Not sure if it was the weirdly conservative social bend of the writing (hippies are stupid! millenials are vapid! girls make poor choices!) or just the generally unengaging plot full of dangling non-angles (ninja zombies are so sneaky you literally never see them again in the entire film! super zombies are... basically zombies, but supersmart with extra hitpoints and oh you just stampede em off a cliff and that's good enough), but our entire cohort left the movie with such a bad taste in our mouths that it made me wonder if the first film was much shittier than I remembered. Even the general reviews of **shrug** "it's fine" seem aggressively generous...
posted by FatherDagon at 12:38 PM on October 29, 2019 [2 favorites]
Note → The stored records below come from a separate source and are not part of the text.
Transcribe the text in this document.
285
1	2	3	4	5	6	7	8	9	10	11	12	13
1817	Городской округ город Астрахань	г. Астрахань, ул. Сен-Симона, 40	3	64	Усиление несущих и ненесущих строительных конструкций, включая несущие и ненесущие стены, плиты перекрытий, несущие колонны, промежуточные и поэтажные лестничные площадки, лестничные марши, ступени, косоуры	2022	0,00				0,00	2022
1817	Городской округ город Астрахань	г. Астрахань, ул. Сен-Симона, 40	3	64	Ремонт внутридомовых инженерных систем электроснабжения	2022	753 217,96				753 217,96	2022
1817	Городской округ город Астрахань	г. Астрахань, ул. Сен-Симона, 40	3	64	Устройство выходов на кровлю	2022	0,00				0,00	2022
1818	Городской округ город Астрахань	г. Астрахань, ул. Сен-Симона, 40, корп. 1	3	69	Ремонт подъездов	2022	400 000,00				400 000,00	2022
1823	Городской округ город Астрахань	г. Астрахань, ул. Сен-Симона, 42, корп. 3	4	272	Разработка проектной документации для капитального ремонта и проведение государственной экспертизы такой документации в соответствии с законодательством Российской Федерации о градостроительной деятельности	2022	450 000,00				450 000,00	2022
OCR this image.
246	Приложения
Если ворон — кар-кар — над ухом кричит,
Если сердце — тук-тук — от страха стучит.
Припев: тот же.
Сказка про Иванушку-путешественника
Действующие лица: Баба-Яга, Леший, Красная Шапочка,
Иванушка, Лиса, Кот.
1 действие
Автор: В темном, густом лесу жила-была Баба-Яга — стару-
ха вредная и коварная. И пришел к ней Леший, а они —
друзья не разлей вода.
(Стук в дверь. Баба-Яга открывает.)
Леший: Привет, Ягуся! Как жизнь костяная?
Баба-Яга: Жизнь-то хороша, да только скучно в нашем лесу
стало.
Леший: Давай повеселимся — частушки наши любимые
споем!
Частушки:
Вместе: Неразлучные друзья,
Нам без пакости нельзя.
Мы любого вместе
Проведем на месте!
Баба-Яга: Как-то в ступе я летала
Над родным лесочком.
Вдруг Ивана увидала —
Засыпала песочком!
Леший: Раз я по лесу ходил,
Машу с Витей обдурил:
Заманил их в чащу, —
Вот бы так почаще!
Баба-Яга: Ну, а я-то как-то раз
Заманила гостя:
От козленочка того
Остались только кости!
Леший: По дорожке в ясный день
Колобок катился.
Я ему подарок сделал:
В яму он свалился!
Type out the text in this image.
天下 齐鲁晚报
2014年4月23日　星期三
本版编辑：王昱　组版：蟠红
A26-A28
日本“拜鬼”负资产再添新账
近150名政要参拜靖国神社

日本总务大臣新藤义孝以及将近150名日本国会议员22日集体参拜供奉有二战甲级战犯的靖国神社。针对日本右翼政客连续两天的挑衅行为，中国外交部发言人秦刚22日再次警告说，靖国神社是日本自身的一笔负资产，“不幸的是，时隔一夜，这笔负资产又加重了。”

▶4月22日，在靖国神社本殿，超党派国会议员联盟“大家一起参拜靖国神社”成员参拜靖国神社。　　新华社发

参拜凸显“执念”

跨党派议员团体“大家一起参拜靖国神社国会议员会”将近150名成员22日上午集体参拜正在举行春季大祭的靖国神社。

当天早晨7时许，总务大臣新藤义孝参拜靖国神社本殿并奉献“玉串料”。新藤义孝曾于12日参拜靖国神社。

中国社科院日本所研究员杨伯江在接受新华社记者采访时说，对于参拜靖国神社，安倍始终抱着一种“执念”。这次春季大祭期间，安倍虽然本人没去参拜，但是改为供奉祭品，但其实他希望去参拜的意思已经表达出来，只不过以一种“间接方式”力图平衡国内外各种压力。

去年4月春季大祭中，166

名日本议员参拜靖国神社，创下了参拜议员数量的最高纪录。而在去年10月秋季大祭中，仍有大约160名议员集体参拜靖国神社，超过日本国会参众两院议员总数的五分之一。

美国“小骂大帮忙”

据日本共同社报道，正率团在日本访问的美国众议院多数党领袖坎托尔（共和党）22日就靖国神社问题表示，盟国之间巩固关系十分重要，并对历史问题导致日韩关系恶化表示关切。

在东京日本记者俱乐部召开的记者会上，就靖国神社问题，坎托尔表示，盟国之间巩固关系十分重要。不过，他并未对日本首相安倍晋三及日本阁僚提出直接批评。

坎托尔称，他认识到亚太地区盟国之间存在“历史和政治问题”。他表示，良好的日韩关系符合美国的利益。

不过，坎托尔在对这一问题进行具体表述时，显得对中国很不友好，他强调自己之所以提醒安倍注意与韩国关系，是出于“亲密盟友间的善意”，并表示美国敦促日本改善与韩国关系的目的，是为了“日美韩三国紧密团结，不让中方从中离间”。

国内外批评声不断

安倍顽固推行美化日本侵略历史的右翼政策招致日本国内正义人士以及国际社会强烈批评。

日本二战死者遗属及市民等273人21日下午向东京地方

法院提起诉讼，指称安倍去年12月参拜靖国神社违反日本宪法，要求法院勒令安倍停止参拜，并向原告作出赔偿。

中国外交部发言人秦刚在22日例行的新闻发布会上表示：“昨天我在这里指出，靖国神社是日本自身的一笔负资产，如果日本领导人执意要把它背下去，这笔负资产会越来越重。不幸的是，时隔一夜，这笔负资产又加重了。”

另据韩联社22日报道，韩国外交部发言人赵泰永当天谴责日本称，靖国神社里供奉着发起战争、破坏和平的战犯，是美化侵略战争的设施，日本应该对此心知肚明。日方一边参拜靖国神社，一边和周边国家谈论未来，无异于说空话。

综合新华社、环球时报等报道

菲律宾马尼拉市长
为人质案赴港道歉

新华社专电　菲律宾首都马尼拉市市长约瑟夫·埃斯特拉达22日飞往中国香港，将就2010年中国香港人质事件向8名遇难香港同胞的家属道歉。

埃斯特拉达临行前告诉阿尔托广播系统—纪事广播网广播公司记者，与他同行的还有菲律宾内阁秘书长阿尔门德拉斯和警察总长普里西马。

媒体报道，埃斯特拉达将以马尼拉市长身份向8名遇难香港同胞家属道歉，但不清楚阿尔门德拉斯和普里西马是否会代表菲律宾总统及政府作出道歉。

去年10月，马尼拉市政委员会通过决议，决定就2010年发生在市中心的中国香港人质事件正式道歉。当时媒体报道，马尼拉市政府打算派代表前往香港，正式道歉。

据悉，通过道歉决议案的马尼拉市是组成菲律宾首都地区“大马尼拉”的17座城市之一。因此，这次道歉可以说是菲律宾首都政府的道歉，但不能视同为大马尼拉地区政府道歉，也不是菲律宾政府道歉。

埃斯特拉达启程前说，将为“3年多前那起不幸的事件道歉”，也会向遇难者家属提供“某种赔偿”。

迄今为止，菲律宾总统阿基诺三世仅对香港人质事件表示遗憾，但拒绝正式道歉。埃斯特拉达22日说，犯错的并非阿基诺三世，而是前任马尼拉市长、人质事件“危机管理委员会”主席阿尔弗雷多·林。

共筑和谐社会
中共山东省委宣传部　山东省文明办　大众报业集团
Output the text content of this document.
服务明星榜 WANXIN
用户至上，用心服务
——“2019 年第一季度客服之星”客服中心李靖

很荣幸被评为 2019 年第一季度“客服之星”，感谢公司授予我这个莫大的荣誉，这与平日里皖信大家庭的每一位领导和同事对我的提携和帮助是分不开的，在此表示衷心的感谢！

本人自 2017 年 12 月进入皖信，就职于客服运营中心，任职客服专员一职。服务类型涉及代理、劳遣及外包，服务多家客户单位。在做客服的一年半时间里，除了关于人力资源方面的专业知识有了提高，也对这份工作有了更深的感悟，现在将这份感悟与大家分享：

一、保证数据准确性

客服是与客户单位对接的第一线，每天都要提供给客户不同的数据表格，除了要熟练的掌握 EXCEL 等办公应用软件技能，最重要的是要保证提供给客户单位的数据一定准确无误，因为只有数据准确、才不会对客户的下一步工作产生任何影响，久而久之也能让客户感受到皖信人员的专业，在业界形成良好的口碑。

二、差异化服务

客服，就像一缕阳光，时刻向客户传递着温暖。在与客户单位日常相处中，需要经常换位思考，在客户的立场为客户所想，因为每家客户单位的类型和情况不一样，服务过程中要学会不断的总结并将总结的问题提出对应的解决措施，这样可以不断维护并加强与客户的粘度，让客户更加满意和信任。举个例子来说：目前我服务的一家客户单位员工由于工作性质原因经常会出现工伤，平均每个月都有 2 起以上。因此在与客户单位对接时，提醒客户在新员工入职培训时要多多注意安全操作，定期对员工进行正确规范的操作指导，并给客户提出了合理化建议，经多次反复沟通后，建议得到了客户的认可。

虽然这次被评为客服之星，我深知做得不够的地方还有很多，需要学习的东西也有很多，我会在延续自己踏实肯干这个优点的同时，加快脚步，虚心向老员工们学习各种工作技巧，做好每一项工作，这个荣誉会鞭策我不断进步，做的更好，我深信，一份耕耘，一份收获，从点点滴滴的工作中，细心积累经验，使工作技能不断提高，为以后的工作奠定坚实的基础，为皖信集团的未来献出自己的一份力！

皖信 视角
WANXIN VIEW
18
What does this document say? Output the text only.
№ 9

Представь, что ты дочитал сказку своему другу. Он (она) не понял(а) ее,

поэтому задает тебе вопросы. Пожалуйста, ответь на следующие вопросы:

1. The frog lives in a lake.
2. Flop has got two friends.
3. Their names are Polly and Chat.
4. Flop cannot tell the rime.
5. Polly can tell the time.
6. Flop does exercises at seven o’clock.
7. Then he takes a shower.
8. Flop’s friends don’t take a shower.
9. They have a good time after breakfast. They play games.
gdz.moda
one particular scene that I thought was a reference to Miller's Crossing.

you didn’t imagine it, it was pretty clear

We laughed a bunch. Didn’t hate it.
posted by mwhybark at 2:23 AM on January 5, 2020


Rosario Dawson is the most crushworthy human being alive.
posted by DirtyOldTown at 7:11 PM on June 10, 2020 [2 favorites]


A pretty good zombie comedy. I definitely shouted at the screen a few times, but also appreciated Salty Taffy getting all dad about Little Rock growing up. FatherDagon's "conservative" read is a good summary of some issues with the themes, but Madison subverted some of the dumb girl tropes by surviving and being helpful, and the pacifists did band together to create the zombie gauntlet, so it wasn't all through conservative goggles.

Also, I was a bit home-town proud when Albuquerque said his zombie bite was a tattoo he got in Bernalillo, because that's a real city (Wikipedia), just north of ABQ, and it has a tattoo shop (currently). But making Albuquerque's nickname "Querq"? Yeah, no. The nickname should have been Burque, a nickname for the city (Wikipedia). He's no Burqueño.

Bonus link: the original script depicted killing zombies as being so repetitive that it was boring, making it even more meta (Alt Press).